Pierwsza reakcja na informację o inicjatywie powołania do życia Galicyjskiej Izby Budownictwa była bardzo pozytywna. Odpowiedziało na nią 65 firm, wśród nich wiele czołowych - m.in. Chemobudowa Kraków SA, Krak-Chem, AWIM, Leier, Fakro, Inter-Bud, Tętnowski Development. W naszym gronie znajdują się banki, szkoły budowlane, mamy również akces ze strony uczelni - Politechniki Krakowskiej, AGH, Uniwersytetu Ekonomicznego oraz Uniwersytetu Rolniczego, który ma wiele kierunków związanych z działalnością inwestycyjną realizowaną w środowisku rolniczym.
- Galicyjska Izba Budownictwa nie jest wyjątkiem. Kongres Budownictwa zrzesza dziś kilkadziesiąt organizacji stawiających sobie podobne cele. Czym chcecie się wyróżniać?
- Mocną pozycją w regionie, choć nie ukrywamy, że GIB ma szansę stać się wkrótce izbą o zasięgu ogólnopolskim. Z uwagi na duże doświadczenie firm zrzeszonych w naszej izbie oraz zaplecze, jakie stanowią uczelnie, uważam, że głos naszego środowiska będzie słyszalny w miejscach, w których zapadają decyzje ważne dla budownictwa, i nie tylko.
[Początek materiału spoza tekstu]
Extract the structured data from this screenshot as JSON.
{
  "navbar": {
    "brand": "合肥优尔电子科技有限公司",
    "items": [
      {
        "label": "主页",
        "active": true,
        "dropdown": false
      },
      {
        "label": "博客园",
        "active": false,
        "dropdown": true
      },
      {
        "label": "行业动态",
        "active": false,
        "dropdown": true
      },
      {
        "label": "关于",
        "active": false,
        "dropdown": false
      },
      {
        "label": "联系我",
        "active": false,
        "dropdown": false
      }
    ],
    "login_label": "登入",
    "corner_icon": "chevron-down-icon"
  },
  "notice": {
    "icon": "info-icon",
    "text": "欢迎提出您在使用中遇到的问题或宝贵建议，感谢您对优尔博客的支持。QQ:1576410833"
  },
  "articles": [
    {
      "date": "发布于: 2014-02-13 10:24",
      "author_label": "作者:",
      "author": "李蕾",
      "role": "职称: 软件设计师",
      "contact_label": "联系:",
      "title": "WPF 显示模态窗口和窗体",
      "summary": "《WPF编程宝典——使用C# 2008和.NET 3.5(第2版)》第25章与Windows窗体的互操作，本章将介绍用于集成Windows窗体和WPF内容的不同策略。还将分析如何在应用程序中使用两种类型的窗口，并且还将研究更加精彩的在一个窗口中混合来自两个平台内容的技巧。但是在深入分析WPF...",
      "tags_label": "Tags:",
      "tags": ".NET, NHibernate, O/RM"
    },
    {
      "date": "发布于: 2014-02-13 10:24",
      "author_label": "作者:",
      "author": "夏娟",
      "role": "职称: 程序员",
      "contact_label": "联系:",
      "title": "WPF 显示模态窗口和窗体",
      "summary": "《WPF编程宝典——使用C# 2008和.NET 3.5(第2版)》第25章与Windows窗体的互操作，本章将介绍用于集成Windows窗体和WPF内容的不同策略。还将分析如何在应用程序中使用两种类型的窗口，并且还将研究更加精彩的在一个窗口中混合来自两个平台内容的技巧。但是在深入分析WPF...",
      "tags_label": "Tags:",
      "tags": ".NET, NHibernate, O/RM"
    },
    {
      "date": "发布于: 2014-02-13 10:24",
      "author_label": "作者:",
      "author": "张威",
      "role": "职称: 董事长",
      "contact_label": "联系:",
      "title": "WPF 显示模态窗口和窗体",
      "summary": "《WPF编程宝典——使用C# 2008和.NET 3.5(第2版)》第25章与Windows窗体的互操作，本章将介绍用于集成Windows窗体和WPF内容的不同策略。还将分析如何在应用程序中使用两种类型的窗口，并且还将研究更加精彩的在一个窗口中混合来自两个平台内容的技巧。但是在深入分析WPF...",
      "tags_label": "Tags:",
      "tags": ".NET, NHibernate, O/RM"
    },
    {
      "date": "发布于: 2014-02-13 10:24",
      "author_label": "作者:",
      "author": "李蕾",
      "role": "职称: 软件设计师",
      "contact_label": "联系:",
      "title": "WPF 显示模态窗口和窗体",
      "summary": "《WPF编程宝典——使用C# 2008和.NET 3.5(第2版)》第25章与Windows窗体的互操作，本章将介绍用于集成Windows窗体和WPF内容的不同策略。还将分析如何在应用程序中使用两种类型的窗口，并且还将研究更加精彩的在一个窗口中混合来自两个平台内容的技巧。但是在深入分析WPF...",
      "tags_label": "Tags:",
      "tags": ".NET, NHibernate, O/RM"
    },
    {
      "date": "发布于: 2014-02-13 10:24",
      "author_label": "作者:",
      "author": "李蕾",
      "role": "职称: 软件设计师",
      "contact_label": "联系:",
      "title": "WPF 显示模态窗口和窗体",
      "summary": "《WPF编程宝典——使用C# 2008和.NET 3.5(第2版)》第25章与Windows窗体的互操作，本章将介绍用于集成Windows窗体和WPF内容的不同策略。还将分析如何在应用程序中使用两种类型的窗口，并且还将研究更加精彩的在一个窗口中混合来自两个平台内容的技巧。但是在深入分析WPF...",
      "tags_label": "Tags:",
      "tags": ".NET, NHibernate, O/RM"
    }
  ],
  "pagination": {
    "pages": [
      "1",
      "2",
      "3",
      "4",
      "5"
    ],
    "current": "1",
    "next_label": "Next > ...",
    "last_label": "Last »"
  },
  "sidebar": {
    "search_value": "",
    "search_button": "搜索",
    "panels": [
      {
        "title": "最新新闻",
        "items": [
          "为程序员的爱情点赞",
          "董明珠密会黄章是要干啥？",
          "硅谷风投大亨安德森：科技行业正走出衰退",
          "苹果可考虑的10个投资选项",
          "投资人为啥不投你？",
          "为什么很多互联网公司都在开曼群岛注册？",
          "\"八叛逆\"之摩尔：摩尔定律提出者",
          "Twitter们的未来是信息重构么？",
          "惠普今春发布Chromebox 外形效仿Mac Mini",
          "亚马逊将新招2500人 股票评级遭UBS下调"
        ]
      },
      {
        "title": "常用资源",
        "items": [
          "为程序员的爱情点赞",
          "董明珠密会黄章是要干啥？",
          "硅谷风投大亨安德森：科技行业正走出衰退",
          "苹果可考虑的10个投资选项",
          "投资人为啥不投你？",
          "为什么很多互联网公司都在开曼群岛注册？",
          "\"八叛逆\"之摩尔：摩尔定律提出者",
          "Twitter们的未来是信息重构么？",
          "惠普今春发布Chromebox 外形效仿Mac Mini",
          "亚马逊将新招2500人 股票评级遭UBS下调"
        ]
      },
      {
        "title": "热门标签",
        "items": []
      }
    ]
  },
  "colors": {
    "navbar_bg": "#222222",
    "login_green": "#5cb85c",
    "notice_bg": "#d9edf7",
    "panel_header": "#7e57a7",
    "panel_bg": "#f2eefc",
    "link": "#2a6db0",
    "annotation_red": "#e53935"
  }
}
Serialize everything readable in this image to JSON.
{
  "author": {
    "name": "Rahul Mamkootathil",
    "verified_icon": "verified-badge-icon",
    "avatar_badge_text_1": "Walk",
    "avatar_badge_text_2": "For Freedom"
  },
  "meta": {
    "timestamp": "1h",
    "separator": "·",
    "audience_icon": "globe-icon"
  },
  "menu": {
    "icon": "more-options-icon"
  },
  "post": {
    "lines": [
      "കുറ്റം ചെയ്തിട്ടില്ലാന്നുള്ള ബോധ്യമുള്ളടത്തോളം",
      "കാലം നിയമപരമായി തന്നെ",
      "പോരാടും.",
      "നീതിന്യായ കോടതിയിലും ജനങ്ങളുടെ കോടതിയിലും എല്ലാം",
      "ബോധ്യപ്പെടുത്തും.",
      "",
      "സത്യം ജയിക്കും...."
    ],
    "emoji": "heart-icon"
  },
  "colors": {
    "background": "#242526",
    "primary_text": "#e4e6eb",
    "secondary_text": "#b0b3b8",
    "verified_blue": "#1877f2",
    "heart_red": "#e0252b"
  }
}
Niepokoi nas wiele spraw. Zarówno kwestie nierównego traktowania podmiotów - np. preferowania w przetargach firm zagranicznych, gwarancji zapłaty, braku uregulowań prawnych w dziedzinie budownictwa i zagospodarowania przestrzennego, czy upadku systemów wspierania budownictwa społecznego. Chcemy być np. aktywni w Sejmie m.in. poprzez stałą obecność na posiedzeniach komisji parlamentarnych. Będziemy też organizować, pod patronatem resortu infrastruktury, doroczne, ogólnopolskie forum poświęcone budownictwu.